Detroit amped up the pressure forcing Flynn into a delay of game penalty for shooting the puck over the glass. Tomas Tatar would make it 4-3 on that powerplay.
Just over a minute later, Larsson chopped Zetterberg's stick in half with a slash and Johan Franzen would make it 5-3 with that man advantage.
Late in the game, Andrej Meszaros got nailed with a holding call and 34 seconds later Tatar made it 6-3.
For a period and a half the future of the blue and gold looked very bright. All of the youngins played extremely well and some vets who'd been struggling looked even better, especially Cody Hodgson who showed an extra gear on the Chris Stewart goal that no one had seen before. Benoit's goal was pure determination as he and Flynn went up ice on after a Patrick Kaleta shot block.
But it all fell apart after that leaving Nolan with a bad taste in his mouth. "They scored four powerplay goals," said the coach. And he said of his players foolishness, "One guy's tackling a guy, One guy's hitting somebody when the whistle's been blown on an icing. One guy's slashing the stick out of a guy's hand for no reason.
"Those were all penalties that were not very good penalties. When you take bad penalties against a good team, they'll make you pay."
Much was made about the debut of Armia and like the team itself he looked like he could hang with the Wings. He did not look out of place at all during the first couple of periods, but his youth and conditioning came into play early in the third period with the Sabres still up 3-2.
Armia grabbed the puck at the Sabres blueline and started a 3-on-1 the other way. Even though it was early in his shift he didn't seem to have the jump he had earlier in the game and as a rookie playing in his first NHL game, he underestimated the speed of NHL'ers. Armia was caught at the Wings blueline by Adam Clendening which thwarted an opportunity for the Sabres to stretch their lead to 4-1.
Even with that, Armia is a very intriguing prospect with size, speed and hands. Can't wait to see him with the big club next year. Maybe even sooner.
The youngins as a group didn't have the best of games and Nolan let it be known afterwards. "You get opportunities (as a young player.) The American [Hockey] League guys came up from Rochester and get a chance. You don't hope to do OK. You gotta give something more, especially when we're depleted the way we are. They didn't play like they wanted to stay here."

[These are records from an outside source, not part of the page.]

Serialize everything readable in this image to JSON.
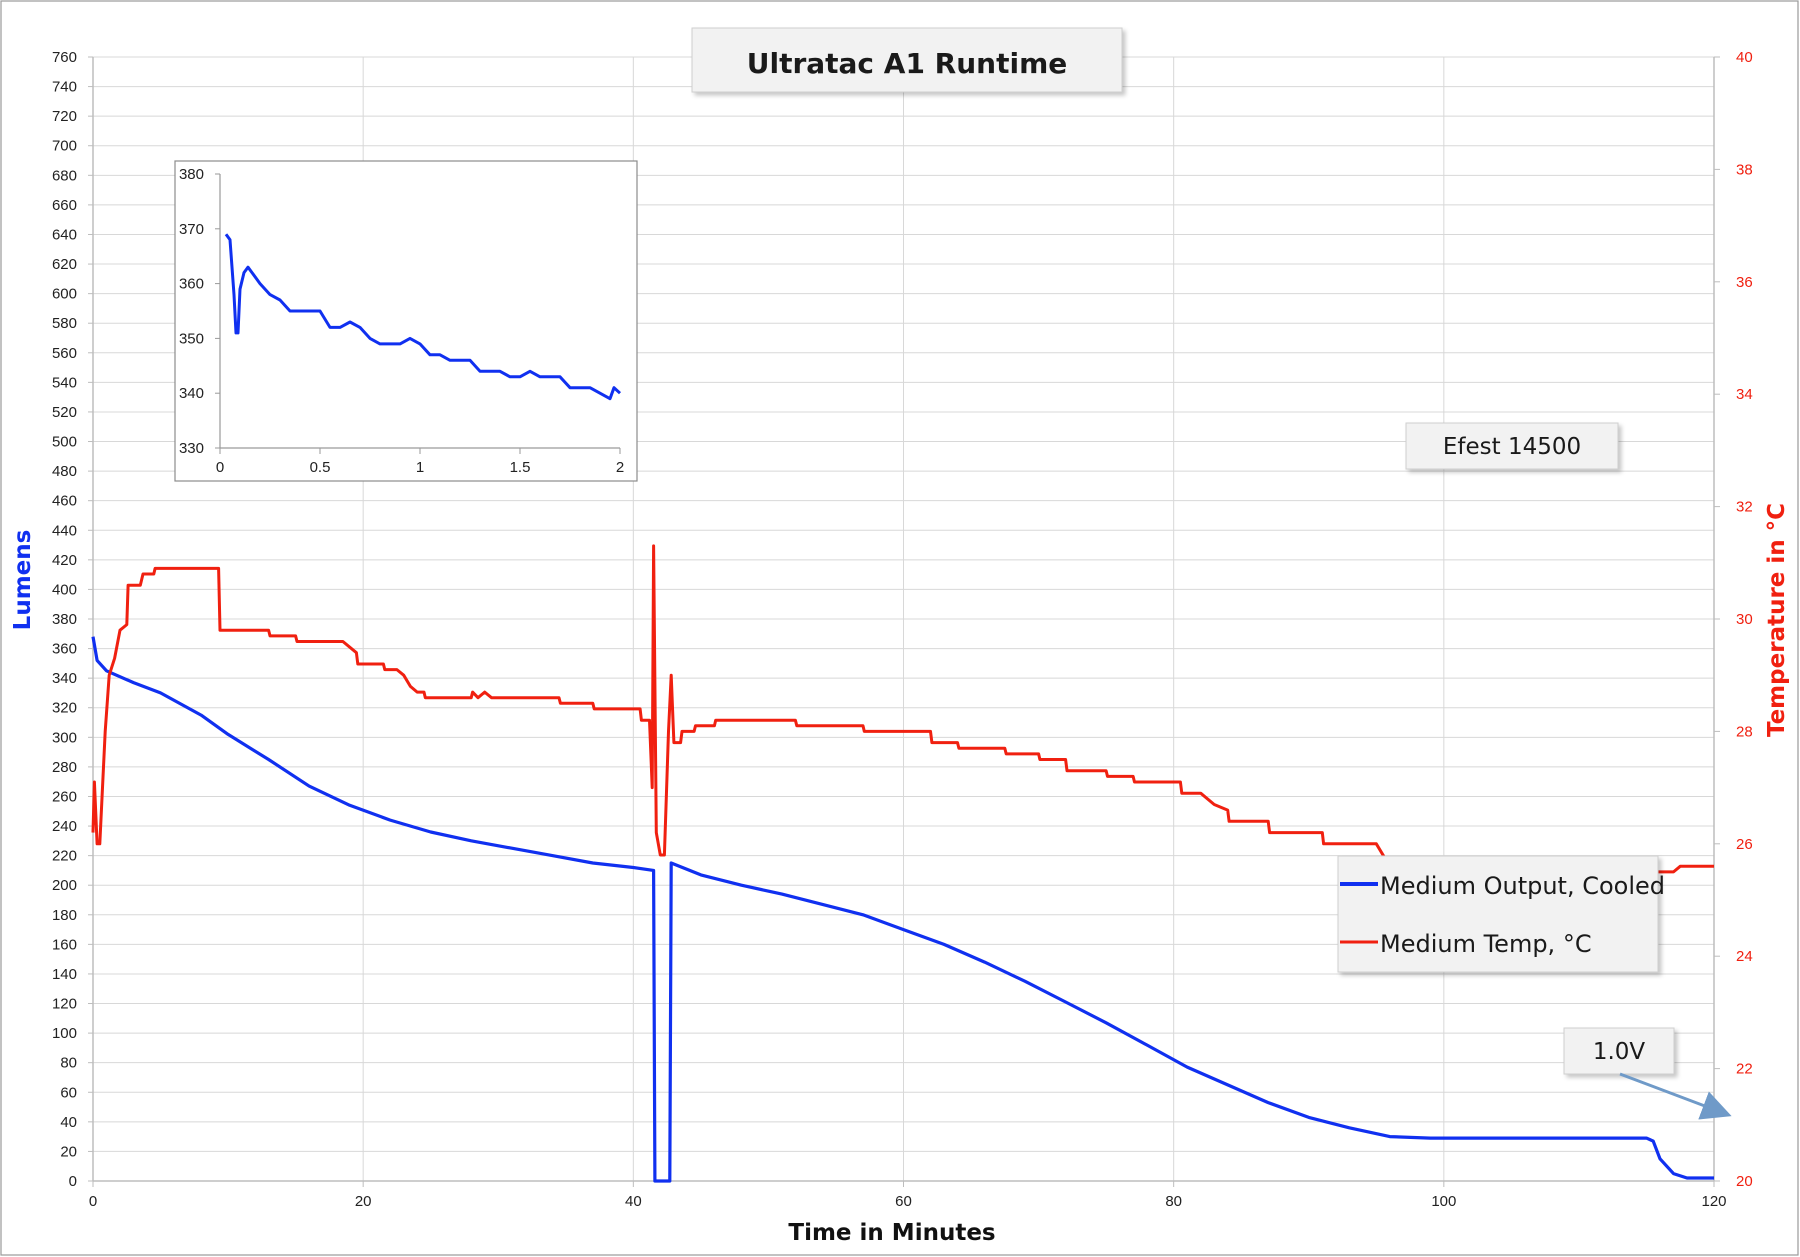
{
  "colors": {
    "lumens": "#1030f0",
    "temp": "#f02010",
    "grid": "#d8d8d8",
    "axis": "#bdbdbd",
    "arrow": "#6f9ac8"
  },
  "chart_data": {
    "type": "line",
    "title": "Ultratac A1 Runtime",
    "xlabel": "Time in Minutes",
    "ylabel": "Lumens",
    "y2label": "Temperature in °C",
    "xlim": [
      0,
      120
    ],
    "ylim": [
      0,
      760
    ],
    "y2lim": [
      20,
      40
    ],
    "x_ticks": [
      "0",
      "20",
      "40",
      "60",
      "80",
      "100",
      "120"
    ],
    "y_ticks": [
      "0",
      "20",
      "40",
      "60",
      "80",
      "100",
      "120",
      "140",
      "160",
      "180",
      "200",
      "220",
      "240",
      "260",
      "280",
      "300",
      "320",
      "340",
      "360",
      "380",
      "400",
      "420",
      "440",
      "460",
      "480",
      "500",
      "520",
      "540",
      "560",
      "580",
      "600",
      "620",
      "640",
      "660",
      "680",
      "700",
      "720",
      "740",
      "760"
    ],
    "y2_ticks": [
      "20",
      "22",
      "24",
      "26",
      "28",
      "30",
      "32",
      "34",
      "36",
      "38",
      "40"
    ],
    "grid": true,
    "legend_position": "right",
    "series": [
      {
        "name": "Medium Output, Cooled",
        "axis": "left",
        "points": [
          [
            0,
            368
          ],
          [
            0.3,
            352
          ],
          [
            1,
            345
          ],
          [
            3,
            337
          ],
          [
            5,
            330
          ],
          [
            8,
            315
          ],
          [
            10,
            302
          ],
          [
            13,
            285
          ],
          [
            16,
            267
          ],
          [
            19,
            254
          ],
          [
            22,
            244
          ],
          [
            25,
            236
          ],
          [
            28,
            230
          ],
          [
            31,
            225
          ],
          [
            34,
            220
          ],
          [
            37,
            215
          ],
          [
            40,
            212
          ],
          [
            41.5,
            210
          ],
          [
            41.6,
            0
          ],
          [
            42.7,
            0
          ],
          [
            42.8,
            215
          ],
          [
            45,
            207
          ],
          [
            48,
            200
          ],
          [
            51,
            194
          ],
          [
            54,
            187
          ],
          [
            57,
            180
          ],
          [
            60,
            170
          ],
          [
            63,
            160
          ],
          [
            66,
            148
          ],
          [
            69,
            135
          ],
          [
            72,
            121
          ],
          [
            75,
            107
          ],
          [
            78,
            92
          ],
          [
            81,
            77
          ],
          [
            84,
            65
          ],
          [
            87,
            53
          ],
          [
            90,
            43
          ],
          [
            93,
            36
          ],
          [
            96,
            30
          ],
          [
            99,
            29
          ],
          [
            105,
            29
          ],
          [
            110,
            29
          ],
          [
            115,
            29
          ],
          [
            115.5,
            27
          ],
          [
            116,
            15
          ],
          [
            117,
            5
          ],
          [
            118,
            2
          ],
          [
            120,
            2
          ]
        ]
      },
      {
        "name": "Medium Temp, °C",
        "axis": "right",
        "points": [
          [
            0,
            26.2
          ],
          [
            0.1,
            27.1
          ],
          [
            0.3,
            26
          ],
          [
            0.5,
            26
          ],
          [
            0.7,
            27
          ],
          [
            0.9,
            28
          ],
          [
            1.2,
            29
          ],
          [
            1.6,
            29.3
          ],
          [
            2,
            29.8
          ],
          [
            2.5,
            29.9
          ],
          [
            2.6,
            30.6
          ],
          [
            3.5,
            30.6
          ],
          [
            3.7,
            30.8
          ],
          [
            4.5,
            30.8
          ],
          [
            4.6,
            30.9
          ],
          [
            9.3,
            30.9
          ],
          [
            9.4,
            29.8
          ],
          [
            13,
            29.8
          ],
          [
            13.1,
            29.7
          ],
          [
            15,
            29.7
          ],
          [
            15.1,
            29.6
          ],
          [
            18.5,
            29.6
          ],
          [
            19.5,
            29.4
          ],
          [
            19.6,
            29.2
          ],
          [
            21.5,
            29.2
          ],
          [
            21.6,
            29.1
          ],
          [
            22.5,
            29.1
          ],
          [
            23,
            29
          ],
          [
            23.5,
            28.8
          ],
          [
            24,
            28.7
          ],
          [
            24.5,
            28.7
          ],
          [
            24.6,
            28.6
          ],
          [
            28,
            28.6
          ],
          [
            28.1,
            28.7
          ],
          [
            28.5,
            28.6
          ],
          [
            29,
            28.7
          ],
          [
            29.5,
            28.6
          ],
          [
            34.5,
            28.6
          ],
          [
            34.6,
            28.5
          ],
          [
            37,
            28.5
          ],
          [
            37.1,
            28.4
          ],
          [
            40.5,
            28.4
          ],
          [
            40.6,
            28.2
          ],
          [
            41.2,
            28.2
          ],
          [
            41.4,
            27
          ],
          [
            41.5,
            31.3
          ],
          [
            41.7,
            26.2
          ],
          [
            42,
            25.8
          ],
          [
            42.3,
            25.8
          ],
          [
            42.6,
            28
          ],
          [
            42.8,
            29
          ],
          [
            43,
            27.8
          ],
          [
            43.5,
            27.8
          ],
          [
            43.6,
            28
          ],
          [
            44.5,
            28
          ],
          [
            44.6,
            28.1
          ],
          [
            46,
            28.1
          ],
          [
            46.1,
            28.2
          ],
          [
            52,
            28.2
          ],
          [
            52.1,
            28.1
          ],
          [
            57,
            28.1
          ],
          [
            57.1,
            28
          ],
          [
            62,
            28
          ],
          [
            62.1,
            27.8
          ],
          [
            64,
            27.8
          ],
          [
            64.1,
            27.7
          ],
          [
            67.5,
            27.7
          ],
          [
            67.6,
            27.6
          ],
          [
            70,
            27.6
          ],
          [
            70.1,
            27.5
          ],
          [
            72,
            27.5
          ],
          [
            72.1,
            27.3
          ],
          [
            75,
            27.3
          ],
          [
            75.1,
            27.2
          ],
          [
            77,
            27.2
          ],
          [
            77.1,
            27.1
          ],
          [
            80.5,
            27.1
          ],
          [
            80.6,
            26.9
          ],
          [
            82,
            26.9
          ],
          [
            83,
            26.7
          ],
          [
            84,
            26.6
          ],
          [
            84.1,
            26.4
          ],
          [
            87,
            26.4
          ],
          [
            87.1,
            26.2
          ],
          [
            91,
            26.2
          ],
          [
            91.1,
            26
          ],
          [
            95,
            26
          ],
          [
            96,
            25.6
          ],
          [
            105,
            25.6
          ],
          [
            110,
            25.6
          ],
          [
            112,
            25.5
          ],
          [
            117,
            25.5
          ],
          [
            117.5,
            25.6
          ],
          [
            120,
            25.6
          ]
        ]
      }
    ],
    "inset": {
      "type": "line",
      "xlim": [
        0,
        2
      ],
      "ylim": [
        330,
        380
      ],
      "x_ticks": [
        "0",
        "0.5",
        "1",
        "1.5",
        "2"
      ],
      "y_ticks": [
        "330",
        "340",
        "350",
        "360",
        "370",
        "380"
      ],
      "points": [
        [
          0.03,
          369
        ],
        [
          0.05,
          368
        ],
        [
          0.07,
          358
        ],
        [
          0.08,
          351
        ],
        [
          0.09,
          351
        ],
        [
          0.1,
          359
        ],
        [
          0.12,
          362
        ],
        [
          0.14,
          363
        ],
        [
          0.16,
          362
        ],
        [
          0.2,
          360
        ],
        [
          0.25,
          358
        ],
        [
          0.3,
          357
        ],
        [
          0.35,
          355
        ],
        [
          0.4,
          355
        ],
        [
          0.5,
          355
        ],
        [
          0.55,
          352
        ],
        [
          0.6,
          352
        ],
        [
          0.65,
          353
        ],
        [
          0.7,
          352
        ],
        [
          0.75,
          350
        ],
        [
          0.8,
          349
        ],
        [
          0.85,
          349
        ],
        [
          0.9,
          349
        ],
        [
          0.95,
          350
        ],
        [
          1.0,
          349
        ],
        [
          1.05,
          347
        ],
        [
          1.1,
          347
        ],
        [
          1.15,
          346
        ],
        [
          1.2,
          346
        ],
        [
          1.25,
          346
        ],
        [
          1.3,
          344
        ],
        [
          1.4,
          344
        ],
        [
          1.45,
          343
        ],
        [
          1.5,
          343
        ],
        [
          1.55,
          344
        ],
        [
          1.6,
          343
        ],
        [
          1.7,
          343
        ],
        [
          1.75,
          341
        ],
        [
          1.8,
          341
        ],
        [
          1.85,
          341
        ],
        [
          1.9,
          340
        ],
        [
          1.95,
          339
        ],
        [
          1.97,
          341
        ],
        [
          2.0,
          340
        ]
      ]
    },
    "annotations": [
      {
        "id": "battery",
        "text": "Efest 14500"
      },
      {
        "id": "voltage",
        "text": "1.0V"
      }
    ]
  }
}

Then again, the Red Wings are a real good team. Sabres' analyst Brian Duff unearthed a gem of a stat through the work of Sabres media-man Ian Ott. The Sabres hadn't held the lead in Detroit since 2009.
Perhaps as this team grows over the course of the next few years, not only will they be able to get the lead, but they'll be smart enough to do the things necessary to hold it.
It's a learning experience and hopefully the players learned valuable lessons.